Выбрать главу

Не кажется полезным и связывать ужас с какими-то атавистическими инстинктами. Допустимо, что образы ужаса могут проистекать из древних предчувствий анимизма и остатков буквального тотемического мышления, соединяющего виды. Однако это, вероятно, объяснимо с культурной точки зрения, не прибегая к понятиям расовой памяти. Более того, если под инстинктом здесь понимается некий инстинктивный страх, то обращение к нему не разрешит парадокс ужаса, поскольку остается предположить, что инстинктивный страх, как и обычный страх, - это то, чего мы обычно хотим избежать.

Конечно, фразы вроде "инстинктивный страх" на самом деле могут быть своего рода сокращением для сложного понятия, что в позитивистской, материалистической, буржуазной культуре, в которой мы оказались, некоторые острые ощущения и страхи, которые были привычны для наших пещерных предков, стали редкостью; и эти ощущения можно в какой-то степени восстановить, потребляя ужастики. Можно сказать, что возбуждение и даже испуг (пусть и эстетический) снимают эмоциональную безвкусицу того, что называется современной жизнью.

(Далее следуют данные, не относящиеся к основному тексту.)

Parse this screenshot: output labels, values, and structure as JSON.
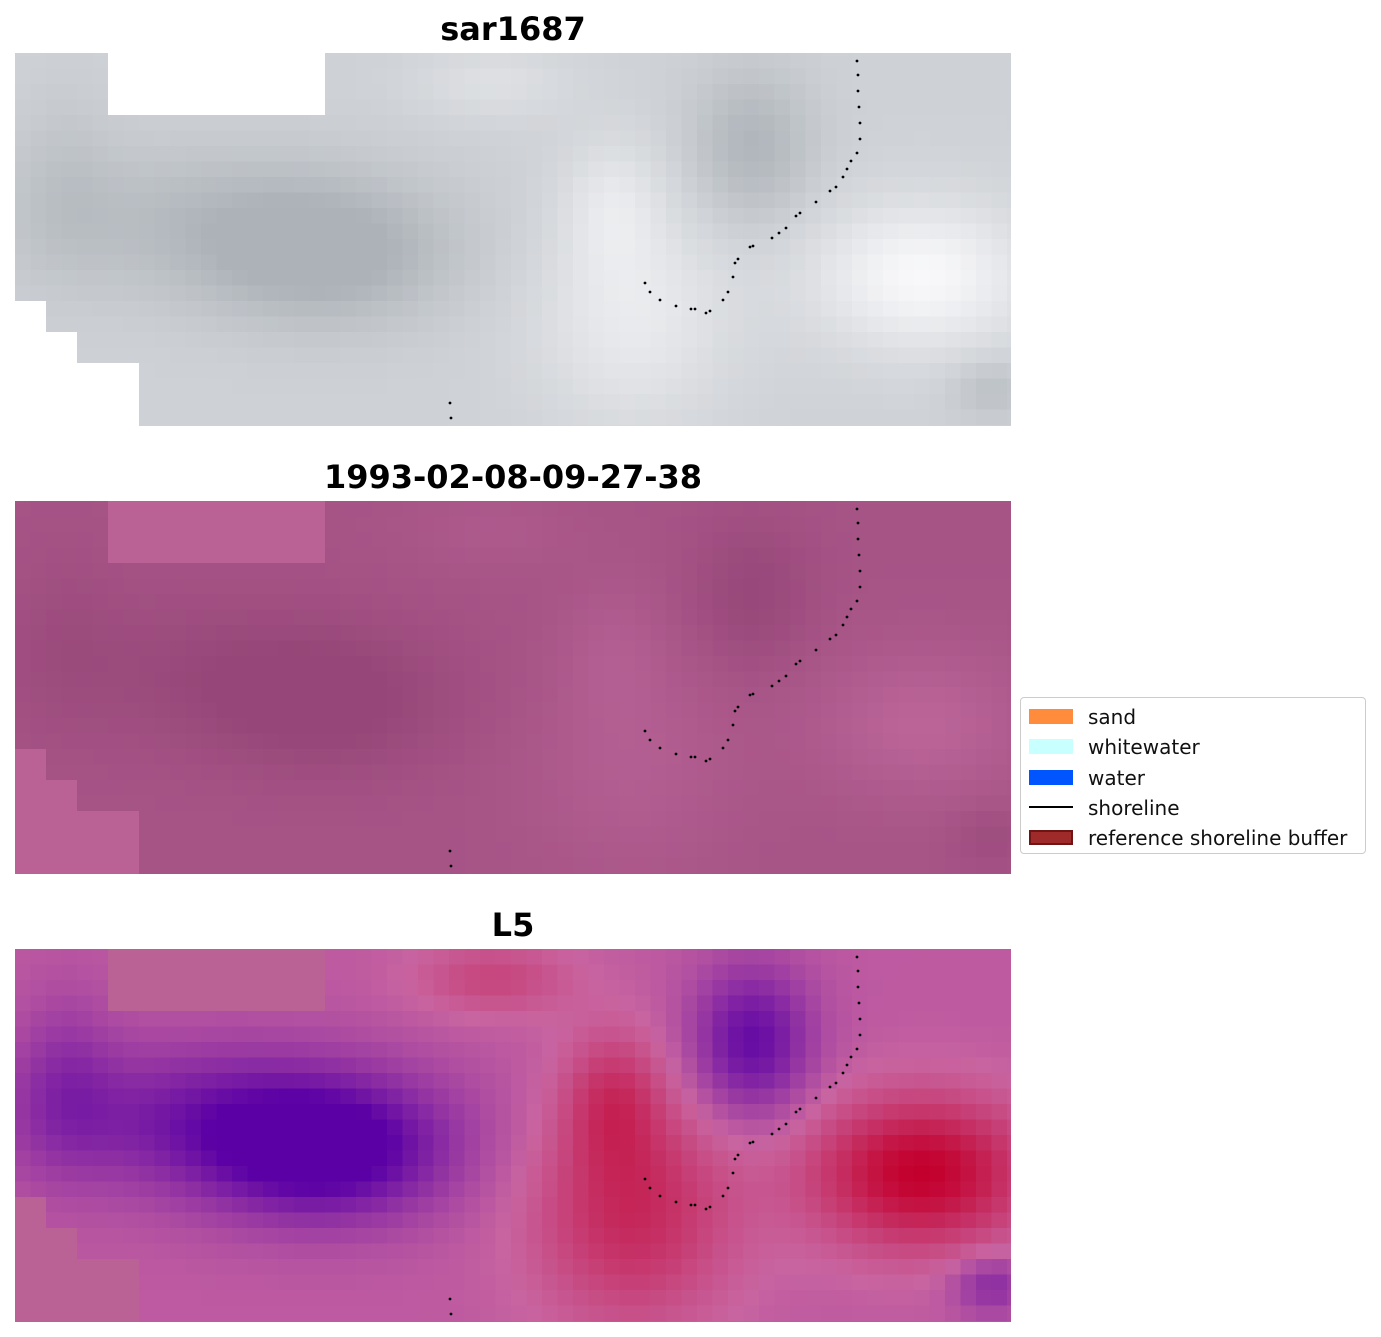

В основе этого лежит предположение, что пребывание в эмоциональном состоянии бодрит, и если нам не придется платить за него (как, например, страх обычно требует опасности), то мы будем считать пребывание в этом состоянии достойным. Возможно, правда, что эмоциональные состояния часто бодрят именно таким образом (то есть обеспечивают всплеск адреналина), и что мы будем стремиться к ним именно по этой причине, если не будет риска. И это также может быть правдой, что это является частью причины, по которой фантастика ужасов привлекательна. Но не менее верно и то, что именно поэтому привлекательны приключенческая, романтическая, мелодраматическая и т. д. фантастика. То есть, если дело в том, что пребывание в отстраненном (что бы это ни значило) эмоциональном состоянии - инстинктивном или ином - является частью того, что объясняет нашу тягу к жанру ужасов, это не очень специфическое объяснение, поскольку оно, вероятно, будет играть определенную роль (если вообще будет играть какую-либо объяснительную роль) в объяснении тяги аудитории к любому популярному жанру.

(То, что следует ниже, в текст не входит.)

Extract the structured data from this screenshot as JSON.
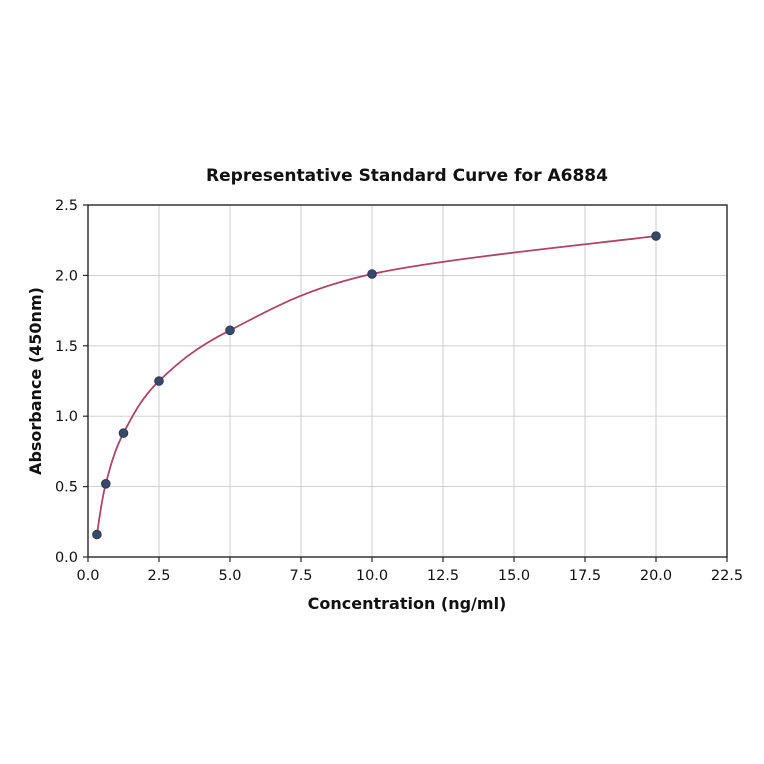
{
  "page": {
    "background": "#ffffff"
  },
  "chart_data": {
    "type": "scatter",
    "title": "Representative Standard Curve for A6884",
    "xlabel": "Concentration (ng/ml)",
    "ylabel": "Absorbance (450nm)",
    "xlim": [
      0,
      22.5
    ],
    "ylim": [
      0,
      2.5
    ],
    "grid": true,
    "legend": "none",
    "x_ticks": [
      0.0,
      2.5,
      5.0,
      7.5,
      10.0,
      12.5,
      15.0,
      17.5,
      20.0,
      22.5
    ],
    "x_tick_labels": [
      "0.0",
      "2.5",
      "5.0",
      "7.5",
      "10.0",
      "12.5",
      "15.0",
      "17.5",
      "20.0",
      "22.5"
    ],
    "y_ticks": [
      0.0,
      0.5,
      1.0,
      1.5,
      2.0,
      2.5
    ],
    "y_tick_labels": [
      "0.0",
      "0.5",
      "1.0",
      "1.5",
      "2.0",
      "2.5"
    ],
    "points": [
      {
        "x": 0.3125,
        "y": 0.16
      },
      {
        "x": 0.625,
        "y": 0.52
      },
      {
        "x": 1.25,
        "y": 0.88
      },
      {
        "x": 2.5,
        "y": 1.25
      },
      {
        "x": 5.0,
        "y": 1.61
      },
      {
        "x": 10.0,
        "y": 2.01
      },
      {
        "x": 20.0,
        "y": 2.28
      }
    ],
    "colors": {
      "curve": "#b04468",
      "point_fill": "#39496a",
      "point_edge": "#2b3a55",
      "grid": "#c9c9c9",
      "axis": "#262626"
    }
  }
}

Другой способ объяснить притягательность ужаса - тот, который может быть связан с элементами религиозного повествования, - заключается в том, что ужасные существа - божества и демоны - привлекают нас своей силой. Они вызывают благоговение. С одной стороны, можно сказать, что мы отождествляем себя с монстрами из-за силы, которой они обладают, - возможно, монстры желают фигуры исполнения. В предыдущих разделах этой книги я осторожно относился к понятию идентификации. Тем не менее, этот взгляд можно нейтрально выразить в терминах восхищения. Можно утверждать, что мы настолько восхищаемся силой, которой обладают монстры, что отвращение, которое они вызывают, перевешивает.

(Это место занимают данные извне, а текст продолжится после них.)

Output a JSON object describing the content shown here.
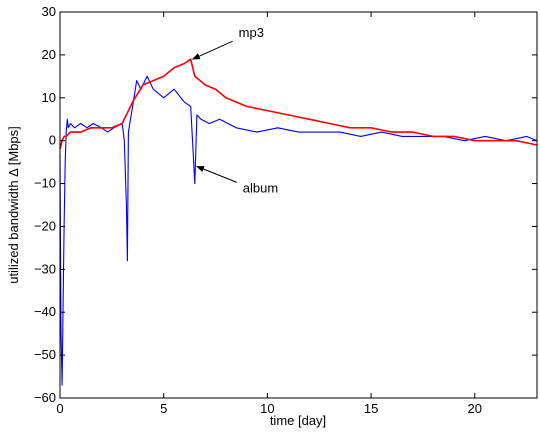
{
  "chart_data": {
    "type": "line",
    "title": "",
    "xlabel": "time [day]",
    "ylabel": "utilized bandwidth Δ [Mbps]",
    "xlim": [
      0,
      23
    ],
    "ylim": [
      -60,
      30
    ],
    "xticks": [
      0,
      5,
      10,
      15,
      20
    ],
    "xtick_labels": [
      "0",
      "5",
      "10",
      "15",
      "20"
    ],
    "yticks": [
      -60,
      -50,
      -40,
      -30,
      -20,
      -10,
      0,
      10,
      20,
      30
    ],
    "ytick_labels": [
      "−60",
      "−50",
      "−40",
      "−30",
      "−20",
      "−10",
      "0",
      "10",
      "20",
      "30"
    ],
    "grid": false,
    "legend": "none",
    "annotations": [
      {
        "text": "mp3",
        "x": 6.3,
        "y": 19
      },
      {
        "text": "album",
        "x": 6.5,
        "y": -6
      }
    ],
    "series": [
      {
        "name": "album",
        "color": "#0000ff",
        "x": [
          0,
          0.05,
          0.1,
          0.15,
          0.2,
          0.25,
          0.3,
          0.35,
          0.4,
          0.5,
          0.7,
          1.0,
          1.3,
          1.6,
          2.0,
          2.3,
          2.6,
          3.0,
          3.1,
          3.2,
          3.25,
          3.3,
          3.5,
          3.7,
          3.9,
          4.2,
          4.5,
          5.0,
          5.5,
          6.0,
          6.3,
          6.5,
          6.6,
          6.8,
          7.2,
          7.7,
          8.5,
          9.5,
          10.5,
          11.5,
          12.5,
          13.5,
          14.5,
          15.5,
          16.5,
          17.5,
          18.5,
          19.5,
          20.5,
          21.5,
          22.5,
          23.0
        ],
        "y": [
          -3,
          -45,
          -57,
          -38,
          -20,
          -5,
          2,
          5,
          3,
          4,
          3,
          4,
          3,
          4,
          3,
          2,
          3,
          4,
          0,
          -15,
          -28,
          2,
          8,
          14,
          12,
          15,
          12,
          10,
          12,
          9,
          8,
          -10,
          6,
          5,
          4,
          5,
          3,
          2,
          3,
          2,
          2,
          2,
          1,
          2,
          1,
          1,
          1,
          0,
          1,
          0,
          1,
          0
        ]
      },
      {
        "name": "mp3",
        "color": "#ff0000",
        "x": [
          0,
          0.1,
          0.2,
          0.3,
          0.5,
          1.0,
          1.5,
          2.0,
          2.5,
          3.0,
          3.5,
          4.0,
          4.5,
          5.0,
          5.5,
          6.0,
          6.3,
          6.5,
          7.0,
          7.5,
          8.0,
          8.5,
          9.0,
          10.0,
          11.0,
          12.0,
          13.0,
          14.0,
          15.0,
          16.0,
          17.0,
          18.0,
          19.0,
          20.0,
          21.0,
          22.0,
          23.0
        ],
        "y": [
          -2,
          0,
          1,
          1,
          2,
          2,
          3,
          3,
          3,
          4,
          9,
          13,
          14,
          15,
          17,
          18,
          19,
          15,
          13,
          12,
          10,
          9,
          8,
          7,
          6,
          5,
          4,
          3,
          3,
          2,
          2,
          1,
          1,
          0,
          0,
          0,
          -1
        ]
      }
    ]
  }
}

Это объяснение очень хорошо подходит к некоторым случаям. В таких фигурах, как Мельмот Странник, Дракула и лорд Рутвен (в романе Джона Полидори "Вампир"), чудовищная сущность соблазнительна, и часть этой соблазнительности связана с ее силой. Но, опять же, зомби в "Ночи живых мертвецов" не соблазнительны, и их неизбежная сила - только количество на их стороне - не вызывает восхищения. Таким образом, объяснение ужасов "восхищением дьяволом" не объясняет жанр в целом. Хотя оно полезно для объяснения аспектов привлекательности некоторых поджанров ужасов, оно не является всеобъемлющим для ужасов в целом.

 

Психоанализ ужасов

 

До сих пор в своем обзоре известных попыток объяснить притягательность ужасов я не упоминал психоанализ. А ведь это, несомненно, самое популярное направление для объяснения ужаса в наши дни. Более того, даже если окажется, как я буду утверждать, что психоанализ не дает исчерпывающего объяснения хоррора, психоанализ все же может многое сказать о конкретных произведениях, поджанрах и циклах внутри хоррора, хотя бы потому, что различные психоаналитические мифы, образы и самопонимания25 постоянно и все больше присваивались жанром на протяжении всего двадцатого века. Иными словами, если психоанализ не позволяет создать всеобъемлющую теорию ужасов, то психоаналитические образы часто рефлексируют над произведениями жанра, что, разумеется, делает психоанализ важным для интерпретации конкретных случаев жанра. Иными словами, психоанализ все еще может быть неизбежным при обсуждении жанра - или, точнее, определенных его образцов - независимо от того, предлагает ли он адекватную общую теорию жанра и его притягательной силы.